Pope Leo Makes a Historic Apology

First American pontiff is the first to acknowledge the Holy See's own role in legitimizing slavery
By Newser Editors and Wire Services
Posted May 25, 2026 5:24 AM CDT
Pope Leo Makes a Historic Apology
Pope Leo XIV arrives for the presentation of his first encyclical, "Magnifica humanitas: On Safeguarding the Human Person in the Time of Artificial Intelligence," at the Vatican, Monday, May 25, 2026.   (AP Photo/Alessandra Tarantino)

Pope Leo XIV made a historic apology on Monday for the role the Holy See itself played in legitimizing slavery and for having failed to condemn it for centuries, calling the Vatican's record a "wound in Christian memory." Past popes have apologized for Christians' involvement in the trans-Atlantic slave trade, notes the AP. But no pope has ever publicly acknowledged, much less apologized for, the role that past popes themselves played in giving European sovereigns explicit authority to subjugate and enslave "infidels." History's first American-born pope, whose family history includes both enslaved people and slave owners, delivered the apology in his first encyclical, "Magnifica Humanitas," (Magnificent Humanity), which was released Monday.

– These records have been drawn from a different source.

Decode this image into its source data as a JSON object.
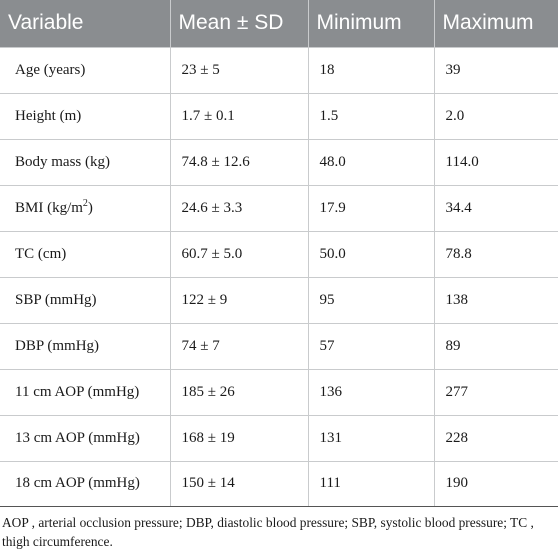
{
  "table": {
    "headers": [
      "Variable",
      "Mean ± SD",
      "Minimum",
      "Maximum"
    ],
    "rows": [
      {
        "variable": "Age (years)",
        "mean_sd": "23 ± 5",
        "min": "18",
        "max": "39"
      },
      {
        "variable": "Height (m)",
        "mean_sd": "1.7 ± 0.1",
        "min": "1.5",
        "max": "2.0"
      },
      {
        "variable": "Body mass (kg)",
        "mean_sd": "74.8 ± 12.6",
        "min": "48.0",
        "max": "114.0"
      },
      {
        "variable": "BMI (kg/m",
        "variable_sup": "2",
        "variable_suffix": ")",
        "mean_sd": "24.6 ± 3.3",
        "min": "17.9",
        "max": "34.4"
      },
      {
        "variable": "TC (cm)",
        "mean_sd": "60.7 ± 5.0",
        "min": "50.0",
        "max": "78.8"
      },
      {
        "variable": "SBP (mmHg)",
        "mean_sd": "122 ± 9",
        "min": "95",
        "max": "138"
      },
      {
        "variable": "DBP (mmHg)",
        "mean_sd": "74 ± 7",
        "min": "57",
        "max": "89"
      },
      {
        "variable": "11 cm AOP (mmHg)",
        "mean_sd": "185 ± 26",
        "min": "136",
        "max": "277"
      },
      {
        "variable": "13 cm AOP (mmHg)",
        "mean_sd": "168 ± 19",
        "min": "131",
        "max": "228"
      },
      {
        "variable": "18 cm AOP (mmHg)",
        "mean_sd": "150 ± 14",
        "min": "111",
        "max": "190"
      }
    ]
  },
  "footnote": "AOP , arterial occlusion pressure; DBP, diastolic blood pressure; SBP, systolic blood pressure; TC , thigh circumference.",
  "colors": {
    "header_bg": "#8a8d90",
    "header_text": "#ffffff",
    "grid": "#c9cbcd",
    "text": "#1a1a1a"
  }
}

The sweeping manifesto is about safeguarding humanity in an era of increasing reliance on artificial intelligence. Leo raised the trans-Atlantic slave trade in relation to what he called the new forms of slavery and colonialism that the digital revolution is fueling. In doing so, Leo responded to decades of calls by Black American Catholics, activists, and scholars for the Holy See to atone for its own role in the colonial-era trade in human beings. "It is impossible not to feel deep sorrow when contemplating the immense suffering and humiliation endured by so many in stark contrast to their immeasurable dignity as persons infinitely loved by the Lord," Leo wrote. "For this, in the name of the Church, I sincerely ask for pardon."

The Vatican has insisted that it always upheld the dignity of all human beings as children of God. But a series of 15th-century directives from the Vatican authorized Portuguese sovereigns to conquer Africa and the Americas and enslave non-Christians. In 1452, Pope Nicholas V issued the papal bull Dum Diversas, which gave the Portuguese king and his successors the right "to invade, conquer, fight and subjugate" and take all possessions—including land—of "Saracens, and pagans, and other infidels, and enemies of the name of Christ" anywhere. The bull also gave the Portuguese permission "to reduce their persons to perpetual slavery." That bull and another issued three years later, Romanus Pontifex, formed the basis of the Doctrine of Discovery, the theory that legitimized the colonial-era seizure of land in Africa and the Americas.

In his encyclical, Leo recalled that his namesake, Pope Leo XIII was the first pope to explicitly condemn slavery in 1888, though that was long after many countries had already abolished it. The pope said that the church has long affirmed the dignity of every human being, "even if it took eighteen centuries for its full incompatibility with slavery to be explicitly recognized." "This constitutes a wound in Christian memory, one from which we cannot consider ourselves detached," he said.